The idyllic atmosphere of Haría has attracted many artists who have settled here and can be seen working away in a variety of craft shops and galleries. It was not surprising that César Manrique chose to retire here as well, where he was also buried following his death. The Casa Museo César Manrique (Museum Home) is a must visit. The house has changed very little since the artist’s death, you can feel his presence in every room, it really is as if he just walked out the door on his way to work and didn’t return. Which is what happened on that fateful day back on the 25th September 1992.
There is also an attractive town square, the shady Plaza León y Castillo, bordered by restored historic houses and even more palm trees. At one end you will find the Nuestra Señora de la Encarnación parish church that houses a small sacred art museum.
Every Saturday from 10am to 2pm a local market with various stalls with handmade crafts and artwork and local produce takes place in the main square. If you would like to discover other markets in Lanzarote, we would recommend you checking this list of local weekly markets in Lanzarote.
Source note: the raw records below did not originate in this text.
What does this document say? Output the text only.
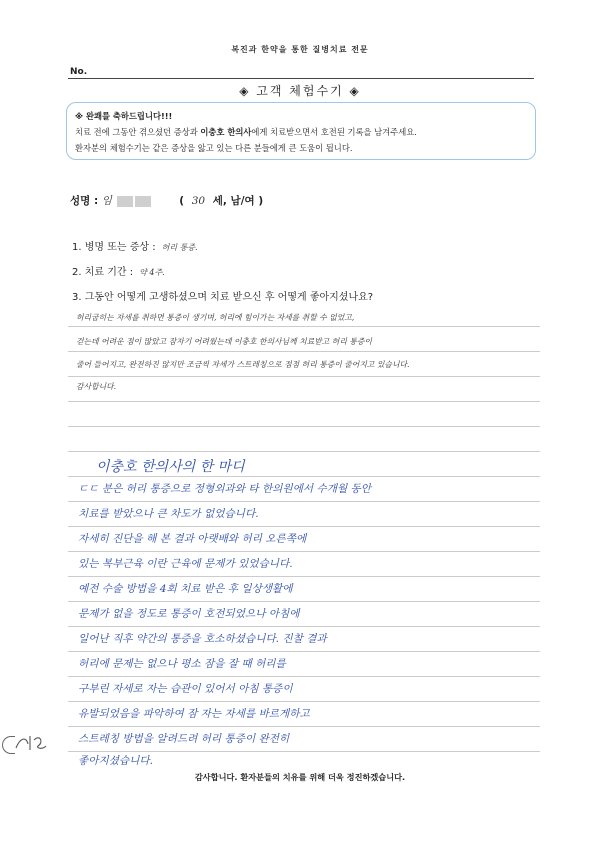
복진과 한약을 통한 질병치료 전문
No.
◈ 고객 체험수기 ◈
※ 완쾌를 축하드립니다!!!
치료 전에 그동안 겪으셨던 증상과 이충호 한의사에게 치료받으면서 호전된 기록을 남겨주세요.
환자분의 체험수기는 같은 증상을 앓고 있는 다른 분들에게 큰 도움이 됩니다.
성명 : 임	( 30 세, 남/여 )
1. 병명 또는 증상 : 허리 통증.
2. 치료 기간 : 약 4주.
3. 그동안 어떻게 고생하셨으며 치료 받으신 후 어떻게 좋아지셨나요?
허리굽히는 자세를 취하면 통증이 생기며, 허리에 힘이가는 자세를 취할 수 없었고,
걷는데 어려운 점이 많았고 잠자기 어려웠는데 이충호 한의사님께 치료받고 허리 통증이
줄어 들어지고, 완전하진 않지만 조금씩 자세가 스트레칭으로 점점 허리 통증이 줄어지고 있습니다.
감사합니다.
이충호 한의사의 한 마디
ㄷㄷ 분은 허리 통증으로 정형외과와 타 한의원에서 수개월 동안
치료를 받았으나 큰 차도가 없었습니다.
자세히 진단을 해 본 결과 아랫배와 허리 오른쪽에
있는 복부근육 이란 근육에 문제가 있었습니다.
예전 수술 방법을 4회 치료 받은 후 일상생활에
문제가 없을 정도로 통증이 호전되었으나 아침에
일어난 직후 약간의 통증을 호소하셨습니다. 진찰 결과
허리에 문제는 없으나 평소 잠을 잘 때 허리를
구부린 자세로 자는 습관이 있어서 아침 통증이
유발되었음을 파악하여 잠 자는 자세를 바르게하고
스트레칭 방법을 알려드려 허리 통증이 완전히
좋아지셨습니다.
감사합니다. 환자분들의 치유를 위해 더욱 정진하겠습니다.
While in Haría maybe you would like to follow a winding road around the Risco de Famara up to a mountain pass to reach the Mirador de Haria, a high viewpoint just 3 miles (5 kilometres) south of Haria. From this mirador you will enjoy spectacular views over the village, the high cliffs of the north-western coast, the Peñas del Chache which at 2,200 ft (670 metres) tall is the highest mountain on the island and the villages of Tabayesco and Arrieta in the east.